Mind you, this is not an absolut rule or something like that. This is merley a finger pointed at something people forget, both gamers and developers. It is a mutual relationship: don't take gamers as idiots and for gamers: support the people that make the games you love.

Blink, and you might say this is some "doe-eyes bullshit" but think: games have interesting place in culture. They are unlike movies, music, books, theater and art - each that in it self has a very specific culture that nurtures, produces and feedback on it self to make new things. The diffrence, however is that gaming culture is so very closley connected, both historicly and presently, to the production of games.
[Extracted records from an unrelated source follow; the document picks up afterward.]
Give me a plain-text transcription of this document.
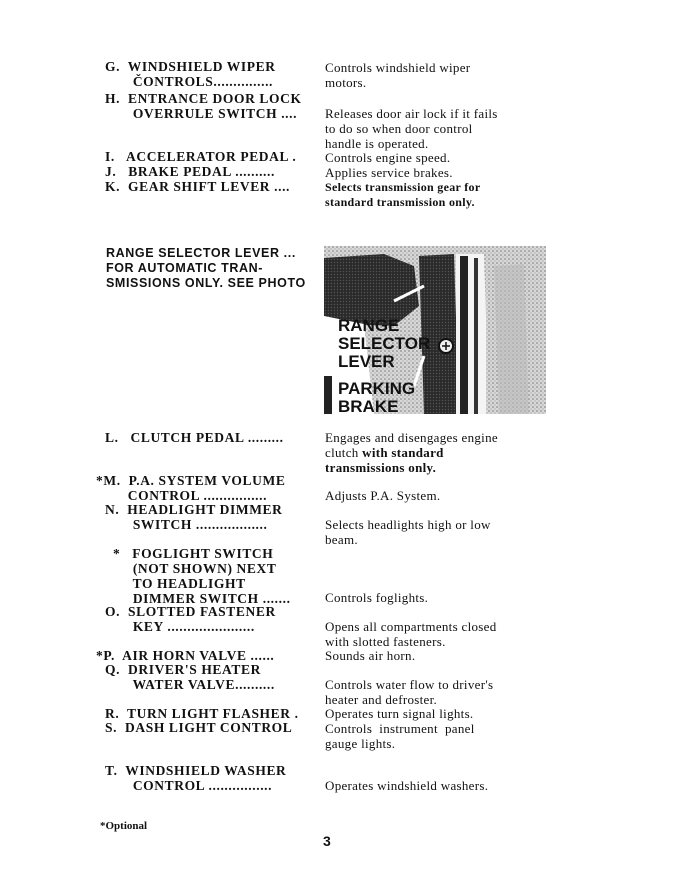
G.  WINDSHIELD WIPER
ČONTROLS...............
Controls windshield wiper
motors.
H.  ENTRANCE DOOR LOCK
OVERRULE SWITCH ....	Releases door air lock if it fails
to do so when door control
handle is operated.
I.   ACCELERATOR PEDAL . Controls engine speed.
J.   BRAKE PEDAL ..........	Applies service brakes.
K.  GEAR SHIFT LEVER ....	Selects transmission gear for
standard transmission only.
RANGE SELECTOR LEVER ...
FOR AUTOMATIC TRAN-
SMISSIONS ONLY. SEE PHOTO
RANGE
SELECTOR
LEVER
PARKING
BRAKE
L.   CLUTCH PEDAL .........	Engages and disengages engine
clutch with standard
transmissions only.
*M.  P.A. SYSTEM VOLUME
CONTROL ................	Adjusts P.A. System.
N.  HEADLIGHT DIMMER
SWITCH ..................	Selects headlights high or low
beam.
*   FOGLIGHT SWITCH
(NOT SHOWN) NEXT
TO HEADLIGHT
DIMMER SWITCH .......	Controls foglights.
O.  SLOTTED FASTENER
KEY ......................	Opens all compartments closed
with slotted fasteners.
*P.  AIR HORN VALVE ......	Sounds air horn.
Q.  DRIVER'S HEATER
WATER VALVE..........	Controls water flow to driver's
heater and defroster.
R.  TURN LIGHT FLASHER . Operates turn signal lights.
S.  DASH LIGHT CONTROL	Controls  instrument  panel
gauge lights.
T.  WINDSHIELD WASHER
CONTROL ................	Operates windshield washers.
*Optional
3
This is why Activision's activties and statements, as a large publisher and owner of studios, are hurtful. It damages this relationship. It is fine to state that it is their mission to make as much money as they can and they a free to do so, but to state that this is somehow the very essence of the problem? That is plainly wrong. They have gone against whatever "bounds" or rules the relationship, the embedded culture, have. Utltimatley if this will define their bid for redemption or the change in gaming culture, I can not know.

If this is hard to understand, there are many likewise "unstated" rules in other cultural settings: 

Just because you can smoke at bus stop doesn't mean you should.
Just because you can wear a dress of pink, stuffed animals on the streets of Paris, doesn't mean you should.